If you have an idea for a research project you’d like us to consider, you can submit it through the form at the bottom of this page.
Reduction Targets by Demographic
When it comes to animal product consumption, there is no one-size-fits-all approach: a vegetarian pledge could be too much for one person while the person next to them might have gone vegan if that pledge was offered. This study aims to find the best balance of request size versus tractability (the number of people willing to reduce their consumption of animal products) across a wide range of demographic groups and countries. We will recruit participants from the U.S., Brazil, Canada, China, India, and Mexico, and ask participants about their willingness to take a range of pro-animal actions focused mostly on dietary reduction (e.g., vegan after 6pm, meatless Mondays) but also including actions to support welfare initiatives. With the results, we will create a web-based application that models the results in a way that easily enables advocates to compare segments of each country’s populations and identify the optimal ask for each one, minimizing the tradeoff between impact of the change and willingness to try it.
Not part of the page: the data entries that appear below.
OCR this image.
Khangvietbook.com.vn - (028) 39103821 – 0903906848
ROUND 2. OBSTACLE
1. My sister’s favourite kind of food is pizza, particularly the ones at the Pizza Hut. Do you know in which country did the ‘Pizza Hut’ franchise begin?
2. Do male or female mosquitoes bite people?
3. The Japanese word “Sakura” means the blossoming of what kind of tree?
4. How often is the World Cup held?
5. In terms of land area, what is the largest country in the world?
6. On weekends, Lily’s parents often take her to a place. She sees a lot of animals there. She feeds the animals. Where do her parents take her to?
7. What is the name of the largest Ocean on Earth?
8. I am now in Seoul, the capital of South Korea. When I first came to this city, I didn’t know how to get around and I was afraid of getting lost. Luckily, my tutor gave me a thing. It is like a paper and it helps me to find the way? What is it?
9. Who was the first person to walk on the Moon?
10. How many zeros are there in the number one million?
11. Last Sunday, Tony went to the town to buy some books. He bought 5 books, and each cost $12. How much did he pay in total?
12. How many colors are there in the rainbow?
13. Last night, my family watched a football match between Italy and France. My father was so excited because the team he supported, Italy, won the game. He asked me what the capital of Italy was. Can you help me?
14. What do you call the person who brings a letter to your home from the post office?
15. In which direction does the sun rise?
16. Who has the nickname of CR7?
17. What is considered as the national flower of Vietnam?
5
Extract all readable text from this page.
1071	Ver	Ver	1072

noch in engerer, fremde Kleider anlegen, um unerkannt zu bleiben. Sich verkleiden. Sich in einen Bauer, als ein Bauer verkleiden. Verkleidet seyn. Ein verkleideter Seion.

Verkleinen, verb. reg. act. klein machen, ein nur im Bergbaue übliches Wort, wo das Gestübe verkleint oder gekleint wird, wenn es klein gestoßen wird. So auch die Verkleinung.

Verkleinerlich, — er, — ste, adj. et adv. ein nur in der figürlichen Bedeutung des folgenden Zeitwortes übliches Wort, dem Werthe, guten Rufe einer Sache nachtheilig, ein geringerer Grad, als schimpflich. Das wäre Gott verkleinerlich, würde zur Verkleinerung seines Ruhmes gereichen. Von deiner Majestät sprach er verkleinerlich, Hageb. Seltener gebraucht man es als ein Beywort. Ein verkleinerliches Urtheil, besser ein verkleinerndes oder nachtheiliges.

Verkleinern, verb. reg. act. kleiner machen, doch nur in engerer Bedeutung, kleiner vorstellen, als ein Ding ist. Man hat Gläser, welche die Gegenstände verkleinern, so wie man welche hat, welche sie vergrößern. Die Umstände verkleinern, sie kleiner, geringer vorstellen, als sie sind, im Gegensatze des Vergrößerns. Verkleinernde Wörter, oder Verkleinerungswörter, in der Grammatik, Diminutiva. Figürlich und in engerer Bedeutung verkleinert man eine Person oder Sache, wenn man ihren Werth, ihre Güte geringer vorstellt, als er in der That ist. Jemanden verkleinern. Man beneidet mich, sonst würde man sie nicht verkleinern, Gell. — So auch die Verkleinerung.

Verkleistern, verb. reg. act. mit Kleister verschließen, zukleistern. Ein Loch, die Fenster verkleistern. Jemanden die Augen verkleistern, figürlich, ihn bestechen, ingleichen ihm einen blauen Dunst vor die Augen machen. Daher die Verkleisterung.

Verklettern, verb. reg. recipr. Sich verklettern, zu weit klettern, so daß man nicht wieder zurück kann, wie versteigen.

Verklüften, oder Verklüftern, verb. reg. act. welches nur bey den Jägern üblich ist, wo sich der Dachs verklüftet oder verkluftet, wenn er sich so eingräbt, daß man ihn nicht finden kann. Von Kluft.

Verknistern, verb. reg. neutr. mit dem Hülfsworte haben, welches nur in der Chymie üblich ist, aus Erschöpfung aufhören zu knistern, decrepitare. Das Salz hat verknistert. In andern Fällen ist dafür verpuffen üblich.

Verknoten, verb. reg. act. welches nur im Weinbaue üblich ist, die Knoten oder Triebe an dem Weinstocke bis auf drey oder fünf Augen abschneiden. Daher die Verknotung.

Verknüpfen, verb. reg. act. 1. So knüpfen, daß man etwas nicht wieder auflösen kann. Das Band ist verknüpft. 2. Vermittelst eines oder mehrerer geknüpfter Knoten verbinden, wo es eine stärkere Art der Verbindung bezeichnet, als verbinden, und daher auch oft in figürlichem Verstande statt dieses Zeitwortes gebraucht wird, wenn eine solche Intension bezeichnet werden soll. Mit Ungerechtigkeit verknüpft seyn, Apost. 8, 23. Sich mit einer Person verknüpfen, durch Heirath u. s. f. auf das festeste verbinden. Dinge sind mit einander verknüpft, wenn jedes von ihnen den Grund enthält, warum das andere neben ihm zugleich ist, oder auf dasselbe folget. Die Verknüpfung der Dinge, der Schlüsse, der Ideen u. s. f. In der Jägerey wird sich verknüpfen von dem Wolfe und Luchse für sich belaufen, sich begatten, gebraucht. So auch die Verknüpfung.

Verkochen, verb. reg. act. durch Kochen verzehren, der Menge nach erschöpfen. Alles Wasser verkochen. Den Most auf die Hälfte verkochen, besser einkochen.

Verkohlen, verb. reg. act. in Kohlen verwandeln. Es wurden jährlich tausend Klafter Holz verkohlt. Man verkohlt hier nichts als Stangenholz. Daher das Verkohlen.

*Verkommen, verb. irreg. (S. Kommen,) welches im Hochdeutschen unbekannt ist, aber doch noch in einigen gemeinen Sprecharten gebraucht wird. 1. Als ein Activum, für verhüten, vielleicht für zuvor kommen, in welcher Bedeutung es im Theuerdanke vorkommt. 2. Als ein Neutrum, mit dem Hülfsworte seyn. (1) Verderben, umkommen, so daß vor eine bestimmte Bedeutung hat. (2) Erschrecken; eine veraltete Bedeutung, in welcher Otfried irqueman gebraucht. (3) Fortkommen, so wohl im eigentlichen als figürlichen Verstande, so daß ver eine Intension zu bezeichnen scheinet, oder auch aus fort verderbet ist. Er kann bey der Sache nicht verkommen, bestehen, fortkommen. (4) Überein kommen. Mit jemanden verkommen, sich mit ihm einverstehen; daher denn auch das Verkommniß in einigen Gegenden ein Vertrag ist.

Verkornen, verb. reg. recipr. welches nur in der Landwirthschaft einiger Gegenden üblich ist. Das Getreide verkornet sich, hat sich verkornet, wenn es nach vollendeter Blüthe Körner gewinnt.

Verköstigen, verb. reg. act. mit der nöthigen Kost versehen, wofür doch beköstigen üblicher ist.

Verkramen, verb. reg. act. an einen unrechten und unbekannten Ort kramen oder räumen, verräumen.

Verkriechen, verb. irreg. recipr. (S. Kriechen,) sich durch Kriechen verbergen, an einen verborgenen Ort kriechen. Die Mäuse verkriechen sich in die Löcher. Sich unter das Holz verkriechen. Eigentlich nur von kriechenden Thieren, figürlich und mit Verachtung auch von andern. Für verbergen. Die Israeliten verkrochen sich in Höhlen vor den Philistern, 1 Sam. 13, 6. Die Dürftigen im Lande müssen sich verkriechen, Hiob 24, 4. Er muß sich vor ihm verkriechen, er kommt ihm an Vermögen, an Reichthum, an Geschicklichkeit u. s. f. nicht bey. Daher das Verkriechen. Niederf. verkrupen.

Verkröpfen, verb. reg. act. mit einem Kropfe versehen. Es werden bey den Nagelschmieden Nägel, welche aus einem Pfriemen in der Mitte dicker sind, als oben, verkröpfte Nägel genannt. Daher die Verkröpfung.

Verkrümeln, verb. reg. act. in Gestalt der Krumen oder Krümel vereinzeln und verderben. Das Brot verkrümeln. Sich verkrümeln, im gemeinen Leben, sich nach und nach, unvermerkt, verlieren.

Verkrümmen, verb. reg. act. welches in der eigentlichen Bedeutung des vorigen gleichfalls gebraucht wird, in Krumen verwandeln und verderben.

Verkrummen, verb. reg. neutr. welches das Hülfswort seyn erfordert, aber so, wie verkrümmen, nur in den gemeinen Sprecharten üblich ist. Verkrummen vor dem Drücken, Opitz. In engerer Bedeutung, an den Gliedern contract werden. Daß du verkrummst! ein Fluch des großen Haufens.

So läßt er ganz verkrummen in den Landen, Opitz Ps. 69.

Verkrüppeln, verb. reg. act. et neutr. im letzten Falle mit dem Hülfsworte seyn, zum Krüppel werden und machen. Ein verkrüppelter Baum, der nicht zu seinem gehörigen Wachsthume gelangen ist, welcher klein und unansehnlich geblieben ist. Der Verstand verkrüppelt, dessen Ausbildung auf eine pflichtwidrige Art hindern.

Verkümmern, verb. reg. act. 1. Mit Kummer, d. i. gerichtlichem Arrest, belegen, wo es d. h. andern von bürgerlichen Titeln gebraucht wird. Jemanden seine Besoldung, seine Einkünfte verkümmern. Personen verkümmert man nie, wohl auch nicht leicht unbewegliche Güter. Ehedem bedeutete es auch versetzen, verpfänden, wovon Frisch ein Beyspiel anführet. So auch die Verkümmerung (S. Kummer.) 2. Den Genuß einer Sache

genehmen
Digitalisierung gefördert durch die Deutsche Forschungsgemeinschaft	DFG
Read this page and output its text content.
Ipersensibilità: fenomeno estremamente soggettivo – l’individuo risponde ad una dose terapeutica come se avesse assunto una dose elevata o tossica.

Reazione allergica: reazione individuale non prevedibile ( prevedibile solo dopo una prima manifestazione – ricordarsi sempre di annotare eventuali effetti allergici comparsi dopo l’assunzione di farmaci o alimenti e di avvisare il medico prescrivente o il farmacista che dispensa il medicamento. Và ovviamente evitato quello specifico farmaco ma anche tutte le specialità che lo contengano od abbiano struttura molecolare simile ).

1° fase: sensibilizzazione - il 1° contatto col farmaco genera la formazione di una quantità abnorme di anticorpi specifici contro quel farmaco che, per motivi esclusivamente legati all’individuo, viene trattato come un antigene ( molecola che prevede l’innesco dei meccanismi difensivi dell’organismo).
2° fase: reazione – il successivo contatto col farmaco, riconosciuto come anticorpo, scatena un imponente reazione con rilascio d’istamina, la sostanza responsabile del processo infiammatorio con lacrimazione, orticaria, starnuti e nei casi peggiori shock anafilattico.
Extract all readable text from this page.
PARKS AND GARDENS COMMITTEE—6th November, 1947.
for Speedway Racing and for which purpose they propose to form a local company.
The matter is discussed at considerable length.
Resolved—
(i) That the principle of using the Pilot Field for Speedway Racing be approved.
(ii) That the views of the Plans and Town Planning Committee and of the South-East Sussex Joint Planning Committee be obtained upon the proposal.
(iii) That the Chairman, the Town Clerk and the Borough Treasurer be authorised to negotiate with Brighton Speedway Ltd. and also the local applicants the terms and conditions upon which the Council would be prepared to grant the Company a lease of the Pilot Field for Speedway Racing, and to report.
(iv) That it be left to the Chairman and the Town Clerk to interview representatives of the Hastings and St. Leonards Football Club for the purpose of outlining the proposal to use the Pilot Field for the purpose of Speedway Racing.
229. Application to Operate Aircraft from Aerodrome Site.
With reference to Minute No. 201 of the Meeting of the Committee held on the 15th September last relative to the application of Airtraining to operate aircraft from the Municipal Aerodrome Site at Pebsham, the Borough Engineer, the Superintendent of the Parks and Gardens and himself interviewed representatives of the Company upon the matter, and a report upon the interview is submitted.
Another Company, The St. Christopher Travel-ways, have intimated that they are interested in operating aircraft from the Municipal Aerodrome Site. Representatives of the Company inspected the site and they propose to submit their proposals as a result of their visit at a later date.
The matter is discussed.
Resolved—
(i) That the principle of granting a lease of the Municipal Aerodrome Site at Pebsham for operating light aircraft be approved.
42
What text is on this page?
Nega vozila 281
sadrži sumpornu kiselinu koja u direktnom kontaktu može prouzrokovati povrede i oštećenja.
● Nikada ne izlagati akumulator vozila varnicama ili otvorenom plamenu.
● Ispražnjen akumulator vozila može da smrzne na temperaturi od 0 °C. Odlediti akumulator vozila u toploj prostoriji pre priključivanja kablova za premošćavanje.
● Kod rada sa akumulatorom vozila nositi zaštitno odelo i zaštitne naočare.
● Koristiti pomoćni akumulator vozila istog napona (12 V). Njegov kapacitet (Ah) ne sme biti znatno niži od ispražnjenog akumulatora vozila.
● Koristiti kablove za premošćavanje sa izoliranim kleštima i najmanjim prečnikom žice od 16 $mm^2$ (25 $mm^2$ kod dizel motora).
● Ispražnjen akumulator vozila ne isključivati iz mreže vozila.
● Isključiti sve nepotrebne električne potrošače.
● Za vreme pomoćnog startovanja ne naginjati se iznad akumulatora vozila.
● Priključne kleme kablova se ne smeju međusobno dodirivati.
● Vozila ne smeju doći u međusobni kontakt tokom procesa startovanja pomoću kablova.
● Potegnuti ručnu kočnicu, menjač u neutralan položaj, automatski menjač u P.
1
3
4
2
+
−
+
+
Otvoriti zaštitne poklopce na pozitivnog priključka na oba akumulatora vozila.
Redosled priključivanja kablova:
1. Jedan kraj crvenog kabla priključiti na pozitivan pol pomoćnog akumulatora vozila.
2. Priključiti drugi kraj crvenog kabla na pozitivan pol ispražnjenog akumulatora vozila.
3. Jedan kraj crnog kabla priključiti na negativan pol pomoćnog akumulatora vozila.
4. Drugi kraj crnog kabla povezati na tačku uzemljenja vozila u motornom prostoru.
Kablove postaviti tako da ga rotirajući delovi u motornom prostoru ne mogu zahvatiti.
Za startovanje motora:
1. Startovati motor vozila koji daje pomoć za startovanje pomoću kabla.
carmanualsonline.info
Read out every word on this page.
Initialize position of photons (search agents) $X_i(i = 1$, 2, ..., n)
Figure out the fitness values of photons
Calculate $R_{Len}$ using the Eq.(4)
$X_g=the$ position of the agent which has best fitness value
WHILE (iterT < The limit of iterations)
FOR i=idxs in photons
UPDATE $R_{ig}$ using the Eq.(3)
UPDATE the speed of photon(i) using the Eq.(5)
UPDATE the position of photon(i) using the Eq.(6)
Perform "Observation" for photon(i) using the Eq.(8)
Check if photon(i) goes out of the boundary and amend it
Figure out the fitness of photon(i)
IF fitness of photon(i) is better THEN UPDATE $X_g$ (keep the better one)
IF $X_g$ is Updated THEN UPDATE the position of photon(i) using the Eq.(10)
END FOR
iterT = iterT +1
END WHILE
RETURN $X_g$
State-by-State Reactions to Potential Legislative Changes
One of the biggest hurdles to getting lawmakers to support or propose welfare legislation is their fear of negative public reaction and its impact on their own political careers. This study will use representative polls in key states and districts to gauge public support for a range of legislative policies dealing primarily with farmed and wild animal welfare. Identifying the regions and issues to target will be done in close collaboration with stakeholders who do this type of work.
Estimating Social Spread of Advocacy
As animal advocacy efforts expand in developing countries without a strong grassroots history, it is crucial that we measure and attend to the impact of both top-down and bottom-up efforts. This study, in which we will conduct a review of the literature on social network analysis and social contagion theory (about how behavior spreads from person to person) will serve as a first step toward realistic impact measurement for grassroots campaigns. Based on this literature review on studies that parallel veg*n diets, we will produce a hypothesis about the amount of behavior spread (to friends and friends of friends) that veg*n advocates might reasonably expect.